The district court adopted the magistrate judge’s recommendation and dismissed Goodman’s motion without prejudice for Goodman to “seek redress by way of [a] petition for writ of habeas corpus pursuant to 28 U.S.C. § 2241 in the district where [he] is incarcerated.” Goodman appealed, and the district court later issued a certificate of appealability-

We find that the district court erred in dismissing as untimely Goodman’s § 2255 motion, which was filed sixteen days after § 105 of the AEDPA took effect.

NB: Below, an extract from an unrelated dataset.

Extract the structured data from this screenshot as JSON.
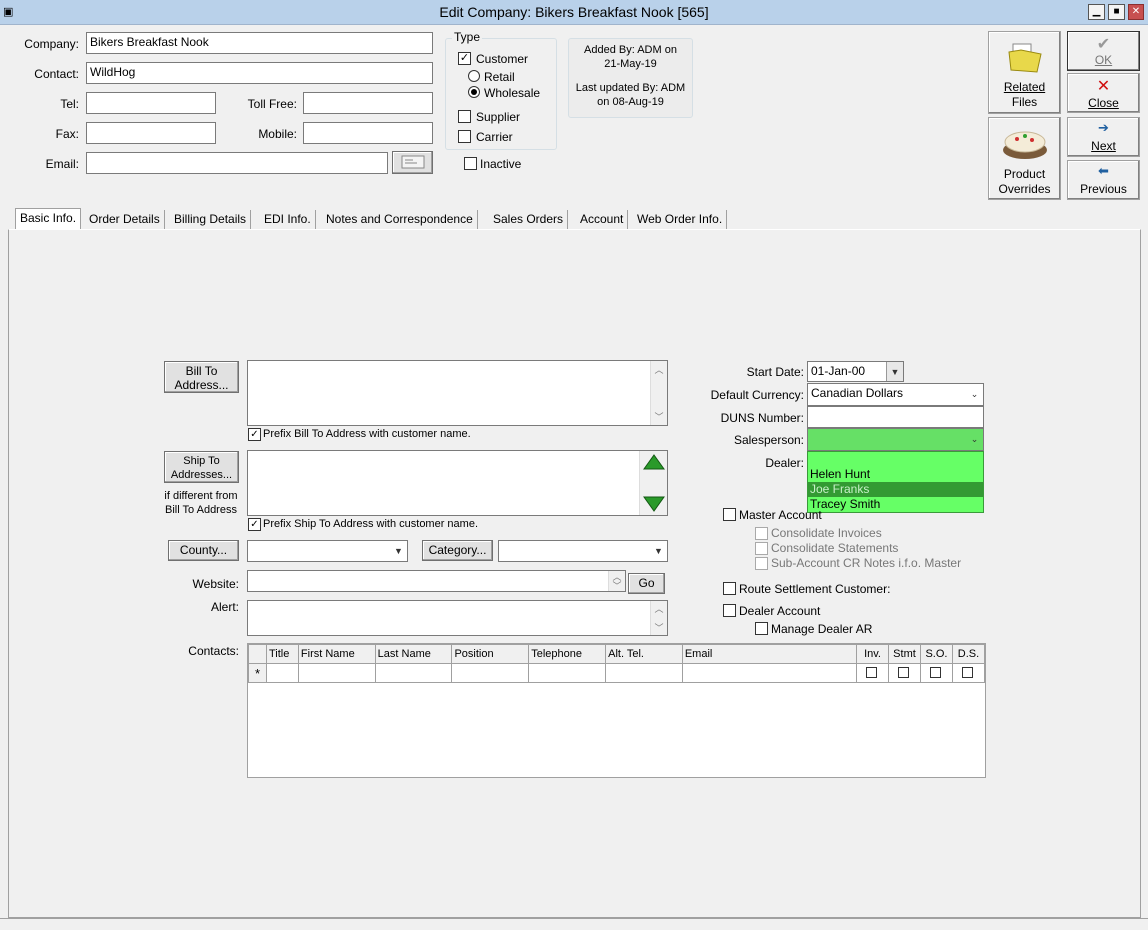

It would be unfair, and impermissibly retroactive, to apply § 2255’s one-year “period of limitation” to federal prisoners like Goodman, whose convictions became final prior to the effective date of § 105 of the AEDPA. Such prisoners must be given a reasonable time after the enactment of § 105’s one-year “period of limitation” to file their § 2255 motions, and, under these circumstances, a reasonable period is until April 23, 1997 — one year from the date of enactment of § 105 of the AED-PA. See Simmonds, 111 F.3d at 745-46; see also Lindh v. Murphy, 96 F.3d 856, 866 (7th Cir.1996) (“[N]o collateral attack filed by April 23, 1997, may be dismissed under § 2244(d) [as revised by the AEDPA] and the parallel provision added to 28 U.S.C. § 2255 by § 105 of the [AEDPA].”), rev’dpn other grounds, - U.S.-, 117 S.Ct. 2059, 138 L.Ed.2d 481 (1997); Calderon v. United States District Court for the Central District of California, 128 F.3d 1283, 1287 (9th Cir. 1997) (holding that the one-year period of limitation included in AEDPA amendment to 28 U.S.C. § 2244 “d[oes] not begin to run against any state prisoner prior to the statute’s date of enactment”). Because Goodman filed his § 2255 motion well before April 23, 1997, we hold that the motion was timely filed.

REVERSED. 
      
      . Because it did not have an effective date; § 105 went into effect on the date the President signed the AEDPA into law. See Gozlon-Peretz v. United States, 498 U.S. 395, 404, 111 S.Ct. 840, 112 L.Ed.2d 919 (1991) ("It is well established that, absent a clear direction by Congress to the contrary, a law takes effect on the date of its enactment.”).
     
      
      . Similar standards apply to state prisoners who file habeas corpus petitions. See 28 U.S.C. § 2244(d).
     
      
      . In that case the government had argued that, as a matter of legislative intent and out of due process concerns, the AEDPA’s one-year "period of limitation” should begin to run from April 24, 1996, the date of the AEDPA’s enactment, in the case of a prisoner whose conviction became final prior to that date.
     
      
      . Nothing we decide today limits or affects the power of district courts under Rule 9(a) to dismiss petitions for collateral relief on account of unreasonable and prejudicial delay.